NADL also has its set of communications tools to keep its members informed about
the industry trends. Two examples are the Journal of Dental Technology (JDT),
a journal published 9 times a year, and JDT Unbound, a mail newsletter that includes regular updates.
Its Board of Directors comprises 14 members and its current President is Chris Waldrop, CDT. NADL also has an independent board, the National Board for Certification in Dental Laboratory Technology, founded in 1955 as an independent certification organization.
It administered the first Certified Dental Technician (CDT) tests in October 1958 and awarded the first CDT certificates in March of the following year.
A wide range of institutions offer associate degree programs to become a technician. In addition, an interested person can complete an apprenticeship program that lasts for five years. After the apprenticeship or associate degree has been finished, the person will need to pass an exam that is administered by the National Board for Certification in Dental Laboratory Technology.
CDTs can retain certification if they apply to the NBC every year for renewal and prove they have complied with the local laws governing their work and undergone continuing technical education. They are also required to pay a renewal fee.
It is in NADL best interests to protect the patients’ health and assure their restorations are safe for use. To fulfill this objective, NADL has supported federal and state regulations since 2003 and has worked close with the U.S. Food and Drug Administration (FDA), state health officials and the dental industry as well. It has also developed regulatory guidelines aimed to be a basic standard of regulation. Although its main objective is to benefit the general public it is also intended to be effective for the dental technicians and the dental industry. One of the requests from NADL to the FDA has been to protect patient’s safety. In this sense, the Association intends that the source of dental devices be disclosure to the patient.

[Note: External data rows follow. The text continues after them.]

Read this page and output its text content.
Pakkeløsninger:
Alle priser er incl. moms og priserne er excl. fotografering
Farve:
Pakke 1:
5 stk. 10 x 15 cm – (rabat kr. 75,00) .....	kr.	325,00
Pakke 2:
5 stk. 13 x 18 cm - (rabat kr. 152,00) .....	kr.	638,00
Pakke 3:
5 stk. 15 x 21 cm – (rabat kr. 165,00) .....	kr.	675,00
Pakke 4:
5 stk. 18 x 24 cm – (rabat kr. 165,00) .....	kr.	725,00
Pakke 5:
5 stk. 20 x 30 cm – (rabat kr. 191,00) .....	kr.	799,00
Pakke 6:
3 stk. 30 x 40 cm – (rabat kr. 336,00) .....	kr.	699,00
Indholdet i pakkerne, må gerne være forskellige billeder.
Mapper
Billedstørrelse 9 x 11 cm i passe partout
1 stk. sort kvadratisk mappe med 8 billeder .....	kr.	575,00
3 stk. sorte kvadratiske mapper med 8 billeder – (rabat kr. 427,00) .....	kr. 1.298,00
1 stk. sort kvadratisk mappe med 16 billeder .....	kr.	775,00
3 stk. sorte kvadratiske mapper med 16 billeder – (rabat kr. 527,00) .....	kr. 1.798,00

NADL has expressed its support to establish mandatory certification and continuing education for dental technicians dedicated to restoration manufacture; mandatory registration of all dental laboratories with the competent authority; mandatory documentation of those materials used in any restoration and their point of origin; as well as mandatory documentation of the mentioned items in the patient’s dental records.
In their Guidelines for Establishing Statutory Regulation, NADL has noted that certification is a way to recognize individuals who have met established qualifications, therefore, they should be the only ones legally acknowledged to use the designated title.